Seven of the eight members of the US military who comprised the jury that sentenced Pakistan-native Majid Khan to 26 years in prison last week presented a handwritten letter to the court condemning his treatment at the hands of his American jailors, the New York Times reports. The letter called the abuse Khan suffered “a stain on the moral fiber of America.”
The seven senior officers of eight on the jury, comprised of six Army and Navy officers and a Marine, issued the two-page letter after hearing two hours of testimony from Khan about the torture and abuse inflicted on the prisoner by interrogators, including members of the Central Intelligence Agency. According to him, most of the abuse happened as he was shuffled among so-called “black sites” and prisons in Pakistan, Afghanistan and an unknown third country before being imprisoned at Guantanamo on the island of Cuba.

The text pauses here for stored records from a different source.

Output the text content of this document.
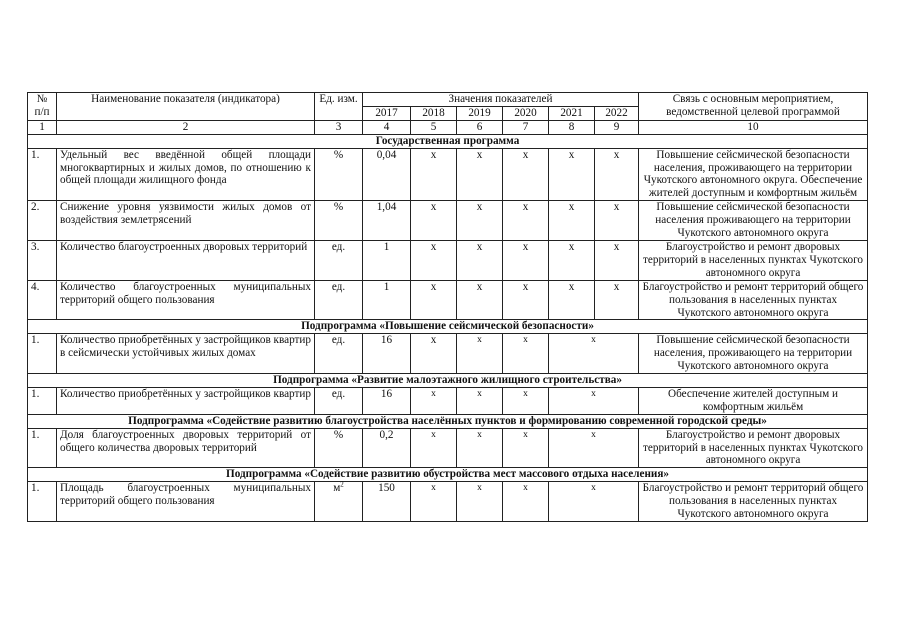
№ п/п	Наименование показателя (индикатора)	Ед. изм.	Значения показателей						Связь с основным мероприятием, ведомственной целевой программой
			2017	2018	2019	2020	2021	2022	
1	2	3	4	5	6	7	8	9	10
Государственная программа									
1.	Удельный вес введённой общей площади многоквартирных и жилых домов, по отношению к общей площади жилищного фонда	%	0,04	х	х	х	х	х	Повышение сейсмической безопасности населения, проживающего на территории Чукотского автономного округа. Обеспечение жителей доступным и комфортным жильём
2.	Снижение уровня уязвимости жилых домов от воздействия землетрясений	%	1,04	х	х	х	х	х	Повышение сейсмической безопасности населения проживающего на территории Чукотского автономного округа
3.	Количество благоустроенных дворовых территорий	ед.	1	х	х	х	х	х	Благоустройство и ремонт дворовых территорий в населенных пунктах Чукотского автономного округа
4.	Количество благоустроенных муниципальных территорий общего пользования	ед.	1	х	х	х	х	х	Благоустройство и ремонт территорий общего пользования в населенных пунктах Чукотского автономного округа
Подпрограмма «Повышение сейсмической безопасности»									
1.	Количество приобретённых у застройщиков квартир в сейсмически устойчивых жилых домах	ед.	16	х	х	х	х		Повышение сейсмической безопасности населения, проживающего на территории Чукотского автономного округа
Подпрограмма «Развитие малоэтажного жилищного строительства»									
1.	Количество приобретённых у застройщиков квартир	ед.	16	х	х	х	х		Обеспечение жителей доступным и комфортным жильём
Подпрограмма «Содействие развитию благоустройства населённых пунктов и формированию современной городской среды»									
1.	Доля благоустроенных дворовых территорий от общего количества дворовых территорий	%	0,2	х	х	х	х		Благоустройство и ремонт дворовых территорий в населенных пунктах Чукотского автономного округа
Подпрограмма «Содействие развитию обустройства мест массового отдыха населения»									
1.	Площадь благоустроенных муниципальных территорий общего пользования	$м^2$	150	х	х	х	х		Благоустройство и ремонт территорий общего пользования в населенных пунктах Чукотского автономного округа
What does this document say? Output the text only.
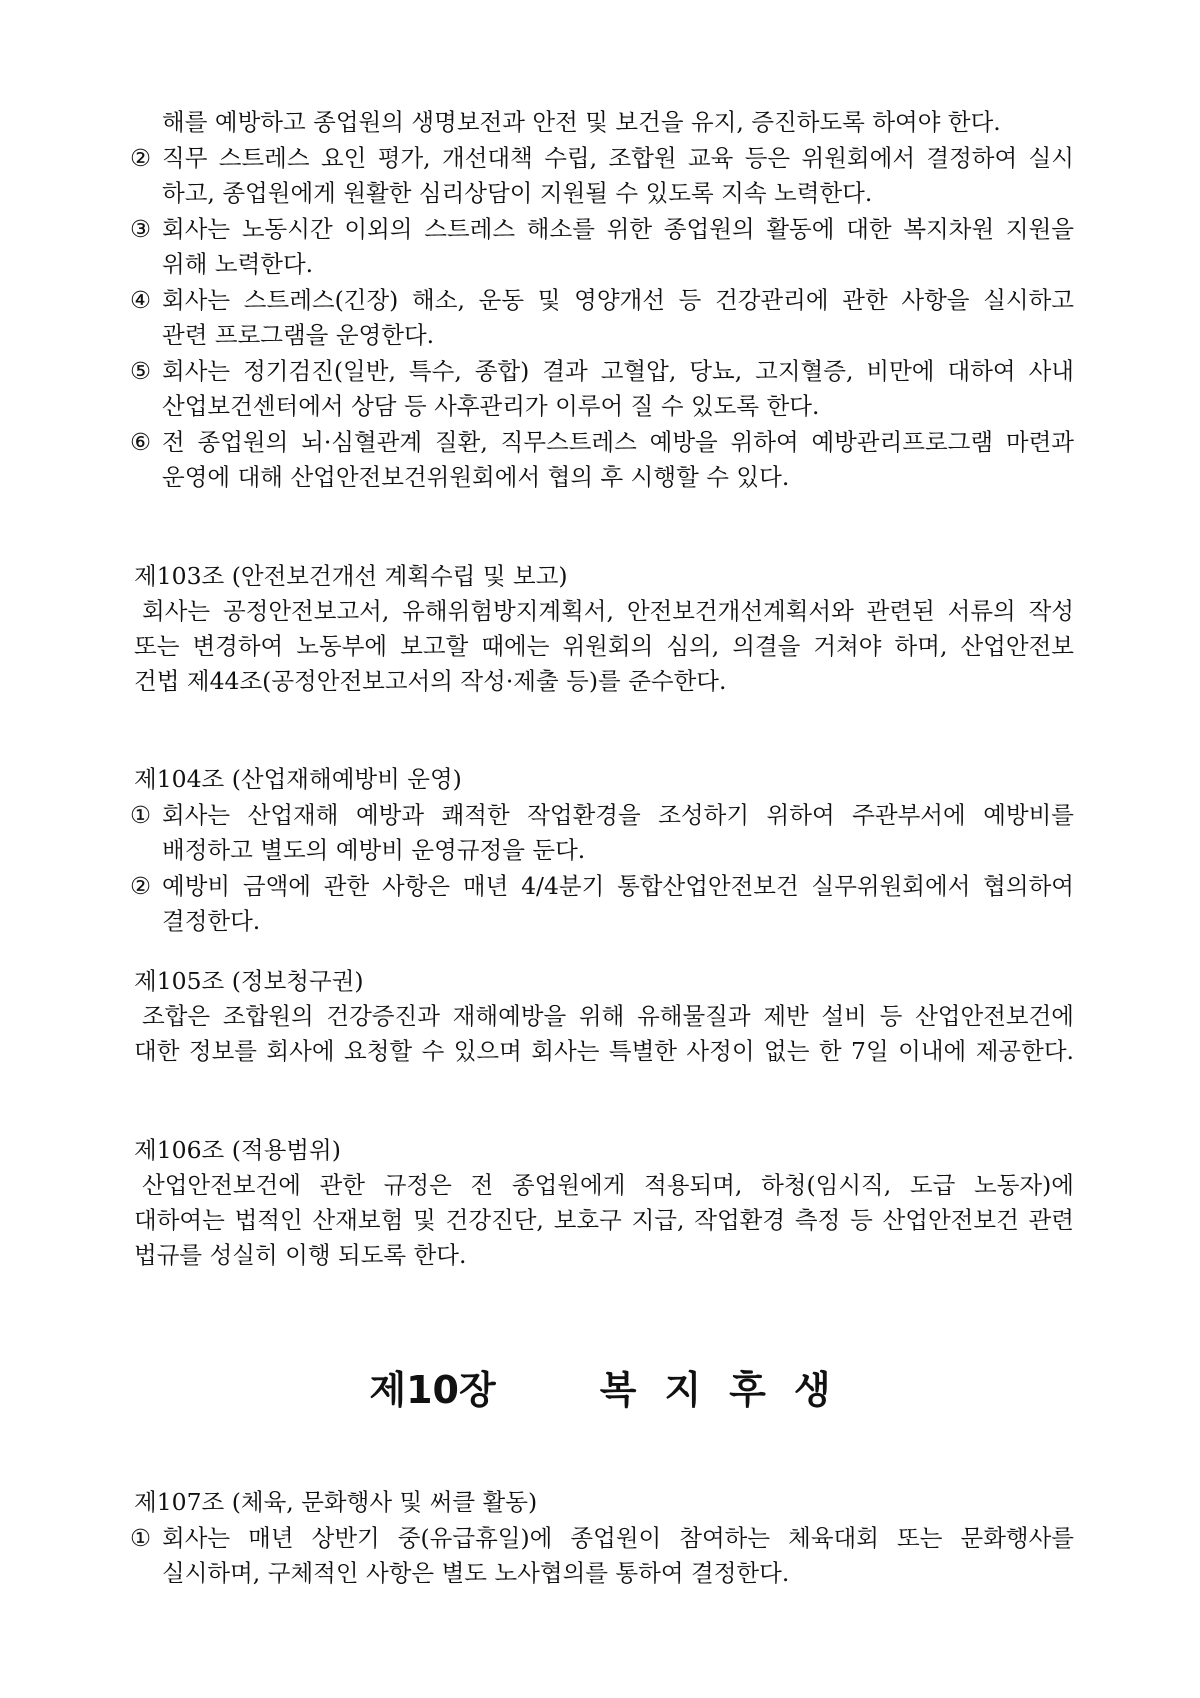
해를 예방하고 종업원의 생명보전과 안전 및 보건을 유지, 증진하도록 하여야 한다.
② 직무 스트레스 요인 평가, 개선대책 수립, 조합원 교육 등은 위원회에서 결정하여 실시
하고, 종업원에게 원활한 심리상담이 지원될 수 있도록 지속 노력한다.
③ 회사는 노동시간 이외의 스트레스 해소를 위한 종업원의 활동에 대한 복지차원 지원을
위해 노력한다.
④ 회사는 스트레스(긴장) 해소, 운동 및 영양개선 등 건강관리에 관한 사항을 실시하고
관련 프로그램을 운영한다.
⑤ 회사는 정기검진(일반, 특수, 종합) 결과 고혈압, 당뇨, 고지혈증, 비만에 대하여 사내
산업보건센터에서 상담 등 사후관리가 이루어 질 수 있도록 한다.
⑥ 전 종업원의 뇌·심혈관계 질환, 직무스트레스 예방을 위하여 예방관리프로그램 마련과
운영에 대해 산업안전보건위원회에서 협의 후 시행할 수 있다.
제103조 (안전보건개선 계획수립 및 보고)
회사는 공정안전보고서, 유해위험방지계획서, 안전보건개선계획서와 관련된 서류의 작성
또는 변경하여 노동부에 보고할 때에는 위원회의 심의, 의결을 거쳐야 하며, 산업안전보
건법 제44조(공정안전보고서의 작성·제출 등)를 준수한다.
제104조 (산업재해예방비 운영)
① 회사는 산업재해 예방과 쾌적한 작업환경을 조성하기 위하여 주관부서에 예방비를
배정하고 별도의 예방비 운영규정을 둔다.
② 예방비 금액에 관한 사항은 매년 4/4분기 통합산업안전보건 실무위원회에서 협의하여
결정한다.
제105조 (정보청구권)
조합은 조합원의 건강증진과 재해예방을 위해 유해물질과 제반 설비 등 산업안전보건에
대한 정보를 회사에 요청할 수 있으며 회사는 특별한 사정이 없는 한 7일 이내에 제공한다.
제106조 (적용범위)
산업안전보건에 관한 규정은 전 종업원에게 적용되며, 하청(임시직, 도급 노동자)에
대하여는 법적인 산재보험 및 건강진단, 보호구 지급, 작업환경 측정 등 산업안전보건 관련
법규를 성실히 이행 되도록 한다.
제10장	복 지 후 생
제107조 (체육, 문화행사 및 써클 활동)
① 회사는 매년 상반기 중(유급휴일)에 종업원이 참여하는 체육대회 또는 문화행사를
실시하며, 구체적인 사항은 별도 노사협의를 통하여 결정한다.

“Mr. Khan was subjected to physical and psychological abuse well beyond approved enhanced interrogation techniques, instead being closer to torture performed by the most abusive regimes in modern history,” according to the letter, which was obtained by The New York Times.
“This abuse was of no practical value in terms of intelligence, or any other tangible benefit to U.S. interests,” the letter said. “Instead, it is a stain on the moral fiber of America; the treatment of Mr. Khan in the hands of U.S. personnel should be a source of shame for the U.S. government.”
The now 41-year-old Khan, who spent some of his teen years living in Maryland, was captured in Pakistan in 2003 for acting as a courier for members of al Qaeda, possibly including the mastermind of the September 11th attacks, Khalid Sheikh Mohammed. Khan was a prisoner for three years before his family was notified he was in US custody, and he was not allowed to see a lawyer until four and a half years after his detention.